С Костей Маковским она познакомилась во время зимней сессии. Точнее, после того, как она эту сессию с позором провалила.
Оле нравился английский язык, нравилось заниматься, переводить, узнавать что-то новое о культуре и мире англоязычных стран, но… Вот беда, она не производила нужного впечатления на преподавателей! Когда отвечали ее сокурсники, высокие, умные, уверенные в себе, то, даже если они допускали ошибку, педагог поправлял их со снисходительной улыбкой и отпускал с Богом, ставя в зачетку «отлично» или, в крайнем случае, «хорошо». Но стоило выйти ей, маленькой, худенькой, с тихим невнятным голосом, и преподаватели, казалось, заранее решали, что перед ними серенькая троечница. Они даже не дослушивали ее ответ до конца, перебивали:
– Благодарю вас, переходите к следующему вопросу.

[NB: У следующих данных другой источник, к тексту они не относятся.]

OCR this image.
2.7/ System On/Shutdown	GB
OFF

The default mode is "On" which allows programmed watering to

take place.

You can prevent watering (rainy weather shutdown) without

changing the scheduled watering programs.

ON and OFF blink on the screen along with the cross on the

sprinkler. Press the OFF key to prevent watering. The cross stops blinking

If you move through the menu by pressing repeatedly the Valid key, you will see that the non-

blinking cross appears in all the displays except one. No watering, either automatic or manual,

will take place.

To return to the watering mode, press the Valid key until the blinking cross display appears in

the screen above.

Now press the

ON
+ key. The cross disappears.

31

Вот и в этот раз все получилось именно так. И Оля от растерянности совсем сбилась и наделала таких глупых непростительных ошибок в устной речи, что после экзамена, стоя у окна в коридоре, готова была сама себя отшлепать по щекам. Но было поздно что-нибудь поправить. Она получила тройку на первом же экзамене.
А дальше все пошло как по заколдованному кругу. Едва экзаменатор видел в ее зачетке первую тройку, как Оля по выражению его лица догадывалась, что он уже заранее решил больше тройки ей не ставить. И от волнения и отчаяния она отвечала все хуже и хуже, так, что последний экзамен провалила уже по-настоящему – получила «неуд».
– Мартемьянова, если вы и летнюю сессию так же думаете завалить, вас отчислят, – ледяным тоном предупредила ее секретарша деканата, проштамповывая и возвращая ей зачетную книжку.
В коридорах университета царила каникулярная тишина и леность. Оля добрела до курилки, села на свою любимую скамейку, укрытую между кадками с тропической растительностью, и расплакалась, с ужасом представляя, какой скандал из-за оценок выйдет у нее с матерью. Сначала мать будет кричать на нее, упрекать, затем станет хвататься за сердце, потом – за телефон, искать связи и устраивать судьбу незадачливого дитяти.
Как у большинства подростков, у Оли Мартемьяновой были натянутые отношения с матерью. На домашнем фронте это выражалось в ежедневных мелких стычках.
– С твоей внешностью нельзя одеваться как вечный подросток, – поучающим тоном всякий раз твердила Елена Александровна, обнаружив в дочкином гардеробе что-нибудь из «неформальной» одежды, которую Оля покупала на сэкономленные деньги из тех, что мать выдавала на карманные расходы. – Люди не будут воспринимать тебя всерьез. Ну посмотри на себя в зеркало, что это за вид? При твоем росте метр пятьдесят три зачем тебе эти огромные ботинки? Зачем растянутый свитер до колен? На кого ты в нем будешь похожа? На Гавроша-беспризорника? Не забывай, чья ты дочь!